Considered the largest cultural institution in Israel, the Israel Museum is a must see. You could easily spend several days at this museum and still not see everything so be sure to wear comfortable shoes and allow ample time to explore.
We enjoyed the historical exhibitions the most, including the famous Dead Sea scrolls, numerous artifacts from biblical times, and even pieces of the oldest Bible on earth.
In addition, the scale model of the historical city of Jerusalem was helpful in visualizing important events, such as Jesus’ route to his execution. And if the Israel Museum does not have all the artifacts you are looking for, the Bible Lands Museum is just across the street.
The Israel Museum, open 7 days a week, is located in Jerusalem a short distance from the Central Station. When you exit Central Station walk to the right staying on the same side of the street to find the bus stop. Buses 14 and 35 will take you to the museum. Admission costs 50 shekels per adult. Opening hours vary from day to day so be sure to check the website before planning a visit.
A visit to Yad Vashem will most likely be very emotional, so we recommend not including it in a busy day of sight-seeing. The exhibitions are multi-media, highlighting and documenting the Shoah, including manuscripts, posters and footage.
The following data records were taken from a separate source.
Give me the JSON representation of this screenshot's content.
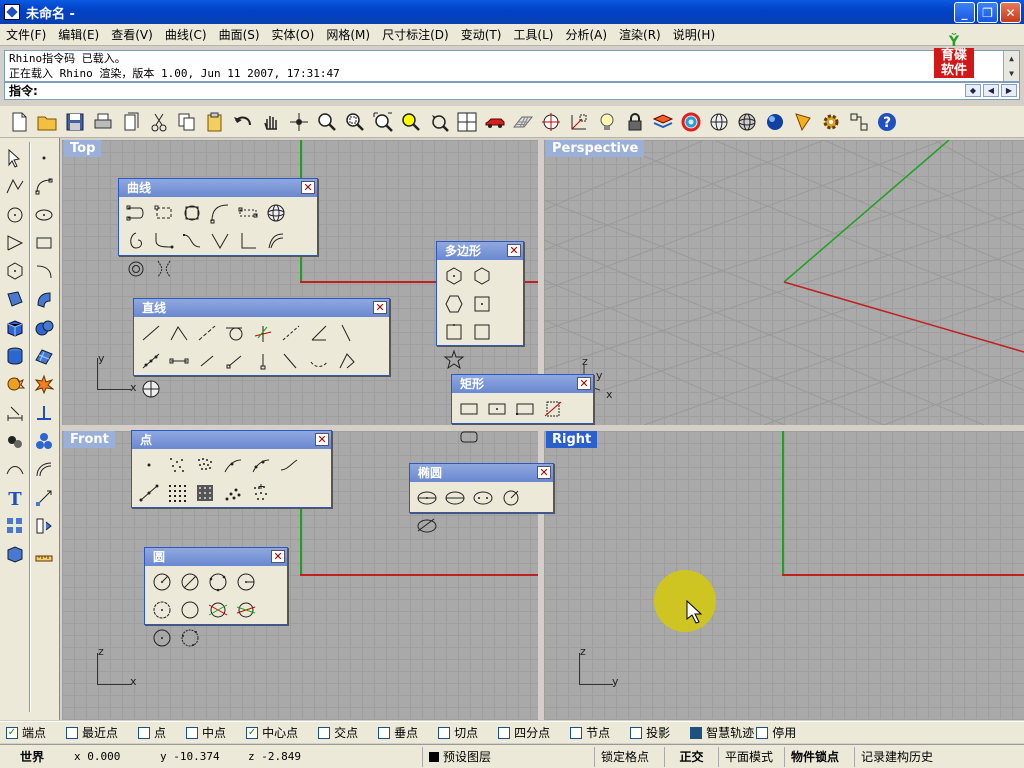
{
  "window": {
    "title": "未命名 -"
  },
  "menu": [
    "文件(F)",
    "编辑(E)",
    "查看(V)",
    "曲线(C)",
    "曲面(S)",
    "实体(O)",
    "网格(M)",
    "尺寸标注(D)",
    "变动(T)",
    "工具(L)",
    "分析(A)",
    "渲染(R)",
    "说明(H)"
  ],
  "history": [
    "Rhino指令码 已载入。",
    "正在载入 Rhino 渲染，版本 1.00, Jun 11 2007, 17:31:47"
  ],
  "command": {
    "prompt": "指令:"
  },
  "logo": {
    "text1": "育碟",
    "text2": "软件"
  },
  "toolbar_icons": [
    "new-icon",
    "open-icon",
    "save-icon",
    "print-icon",
    "import-icon",
    "cut-icon",
    "copy-icon",
    "paste-icon",
    "undo-icon",
    "pan-icon",
    "rotate-view-icon",
    "zoom-dynamic-icon",
    "zoom-window-icon",
    "zoom-extents-icon",
    "zoom-selected-icon",
    "undo-view-icon",
    "four-viewports-icon",
    "car-icon",
    "grid-icon",
    "osnap-icon",
    "cplane-icon",
    "light-icon",
    "lock-icon",
    "layer-icon",
    "color-icon",
    "wireframe-icon",
    "ghosted-icon",
    "render-icon",
    "cone-icon",
    "settings-icon",
    "options-icon",
    "help-icon"
  ],
  "viewports": {
    "top": {
      "label": "Top",
      "ax1": "y",
      "ax2": "x"
    },
    "perspective": {
      "label": "Perspective",
      "ax1": "z",
      "ax2": "y",
      "ax3": "x"
    },
    "front": {
      "label": "Front",
      "ax1": "z",
      "ax2": "x"
    },
    "right": {
      "label": "Right",
      "ax1": "z",
      "ax2": "y"
    }
  },
  "panels": {
    "curve": {
      "title": "曲线"
    },
    "line": {
      "title": "直线"
    },
    "polygon": {
      "title": "多边形"
    },
    "rect": {
      "title": "矩形"
    },
    "point": {
      "title": "点"
    },
    "ellipse": {
      "title": "椭圆"
    },
    "circle": {
      "title": "圆"
    }
  },
  "osnaps": [
    {
      "label": "端点",
      "checked": true
    },
    {
      "label": "最近点",
      "checked": false
    },
    {
      "label": "点",
      "checked": false
    },
    {
      "label": "中点",
      "checked": false
    },
    {
      "label": "中心点",
      "checked": true
    },
    {
      "label": "交点",
      "checked": false
    },
    {
      "label": "垂点",
      "checked": false
    },
    {
      "label": "切点",
      "checked": false
    },
    {
      "label": "四分点",
      "checked": false
    },
    {
      "label": "节点",
      "checked": false
    },
    {
      "label": "投影",
      "checked": false
    },
    {
      "label": "智慧轨迹",
      "checked": true
    },
    {
      "label": "停用",
      "checked": false
    }
  ],
  "status": {
    "world": "世界",
    "x": "x 0.000",
    "y": "y -10.374",
    "z": "z -2.849",
    "layer": "预设图层",
    "snap": "锁定格点",
    "ortho": "正交",
    "planar": "平面模式",
    "osnap": "物件锁点",
    "history": "记录建构历史"
  },
  "colors": {
    "accent": "#2b60cc",
    "xaxis": "#c02020",
    "yaxis": "#20a020",
    "viewport_bg": "#a9a9a9"
  }
}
Schindler’s list is housed here along with numerous other accounts of rescues from this grave time in history.
In addition to being a historical museum, Yad Vashem also serves as a memorial to those who were killed. The famous Hall of Names, Hall of Remembrance and the Children’s Memorial are included in Yad Vashem’s vast grounds, which include beautiful trees commemorating those that helped Jews escape the Nazis. We found the Children’s Memorial to be the most powerful and moving memorial we have ever seen.
Yad Vashem is located in Jerusalem near the Mt. Herzl light rail stop, which is only six stops (and the final stop) from Central Station. A free shuttle will take you the rest of the way. Admission is free and like with most Israeli museums, the hours of operation change according to the day so be sure to check the website while planning a visit. Yad Vashem is closed on Saturdays.
2 thoughts on “Our Museum Tour in Israel”
Your museum ‘tour’ is wonderful, and I concur with your choices completely. I’d add one more: the recreation of a Jesus-era farm/tiny village in Nazareth, called Nazareth Village. Workers clothed in the garb of that time period prepare meals using foods of that era (which you eat on plates such as would have been used then). Olives are pressed for their oil using a donkey treading a circular path to revolve the press. Wheat is threshed at a spot where prevailing breezes show how to separate the wheat from the chaff. Homes and a synagogue have been recreated from foundations unearthed during an archeological excavation. A wine making area shows how grapes were crushed, the juice separated from seeds and stems, and then channeled into a ‘bottling’ area — all cut into the stone of that area. This was the closest we’ve come to seeing what a Jesus-era village would have looked like, and it was a treasure.
Mindy & Ligeia
This place sounds fantastic and a must-do on our next trip to the region. I feel badly for they donkey enslaved to walking in circles though.
Were you able to join in on the cooking or wine making? What kind of food did they serve?